Basta guardare fuori dal proprio cortile. A Genova, per esempio, hanno fatto una scelta precisa: basta vernici tradizionali, si passa ai materiali bicomponenti. Costano quattro, cinque volte di più. Ma durano sei, otto anni. Non mesi. Anni. Il che significa meno interventi, meno cantieri, meno spreco di denaro pubblico nel lungo periodo.
A Chivasso molti attraversamenti pedonali in centro sono stati rialzati e realizzati con cubetti di marmo bianco. Risultato? Durano praticamente per sempre. Una soluzione semplice, concreta, visibile. E, soprattutto, funzionante.
C'è chi fa peggio di Torino e Settimo Torinese. A Roma il problema è ancora più grave. Una perizia ha trovato vernici fuori standard, con riflettenza sotto i limiti di legge. Qui non si parla solo di usura: si parla di materiali sbagliati, lavori fatti male, forse appalti gestiti con leggerezza. O peggio.

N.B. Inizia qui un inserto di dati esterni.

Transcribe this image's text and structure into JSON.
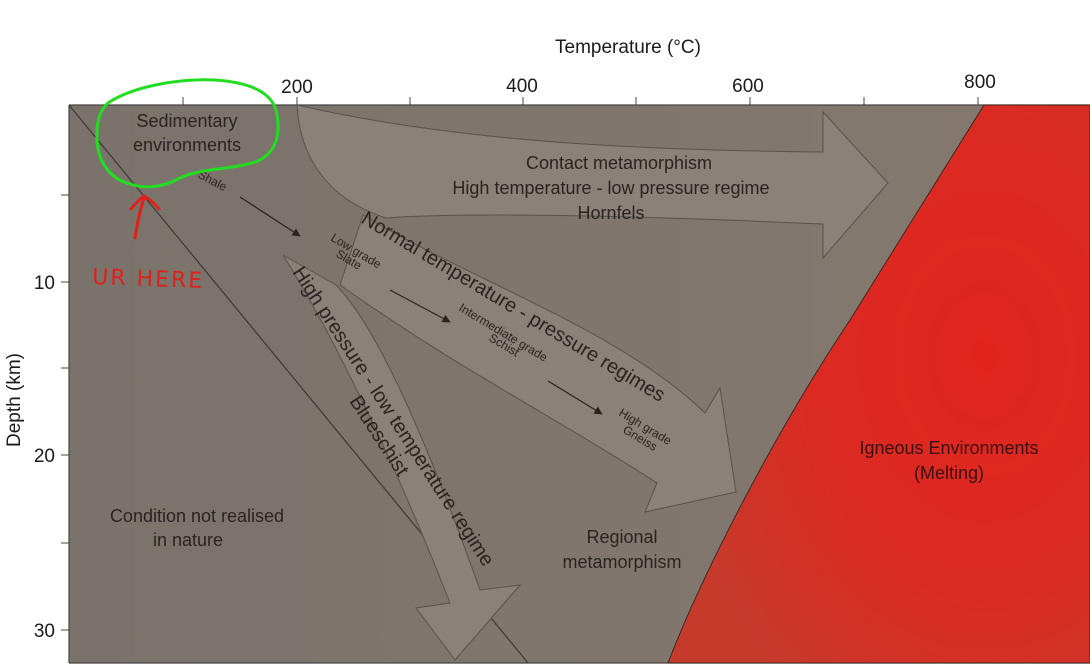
{
  "axes": {
    "x_title": "Temperature (°C)",
    "y_title": "Depth (km)",
    "x_ticks": [
      "200",
      "400",
      "600",
      "800"
    ],
    "y_ticks": [
      "10",
      "20",
      "30"
    ]
  },
  "zones": {
    "sedimentary_line1": "Sedimentary",
    "sedimentary_line2": "environments",
    "contact_line1": "Contact metamorphism",
    "contact_line2": "High temperature - low pressure regime",
    "contact_line3": "Hornfels",
    "normal_regime": "Normal temperature - pressure regimes",
    "high_pressure_line1": "High pressure - low temperature regime",
    "high_pressure_line2": "Blueschist",
    "regional_line1": "Regional",
    "regional_line2": "metamorphism",
    "not_realised_line1": "Condition not realised",
    "not_realised_line2": "in nature",
    "igneous_line1": "Igneous Environments",
    "igneous_line2": "(Melting)"
  },
  "rocks": {
    "shale": "Shale",
    "low_grade_1": "Low grade",
    "low_grade_2": "Slate",
    "intermediate_1": "Intermediate grade",
    "intermediate_2": "Schist",
    "high_grade_1": "High grade",
    "high_grade_2": "Gneiss"
  },
  "annotation": {
    "text": "UR HERE",
    "color": "#e0201a",
    "highlight_color": "#22dd22"
  },
  "colors": {
    "background": "#7d756c",
    "arrow_fill": "#8b8279",
    "igneous": "#e0251f"
  }
}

Allora la domanda è inevitabile: perché altrove sì e qui no?
Perché a Torino si arriva – dopo anni – ad ammettere che “le strade sono provate da anni di incuria”, mentre a Settimo ci si limita a una scrollata di spalle?
La risposta, ancora una volta, è scomoda ma evidente: è tutta una questione di scelte. Politiche, prima ancora che tecniche.
Si può decidere di spendere poco e spesso, alimentando un ciclo infinito di manutenzioni tampone. Si può anche decidere di spendere quasi niente e chissenefrega. Oppure si può investire di più subito e risolvere il problema per anni. È una questione di visione. E, forse, anche di coraggio.
E poi c'è Settimo, dove, come tutti sanno, si preferisce spendere i "dindi" per il festival dell'Innovazione e per le gite culturali in Cina
Nel frattempo, i cittadini continuano ad attraversare strisce che scompaiono, scoloriscono, diventano invisibili. E ogni attraversamento diventa una scommessa.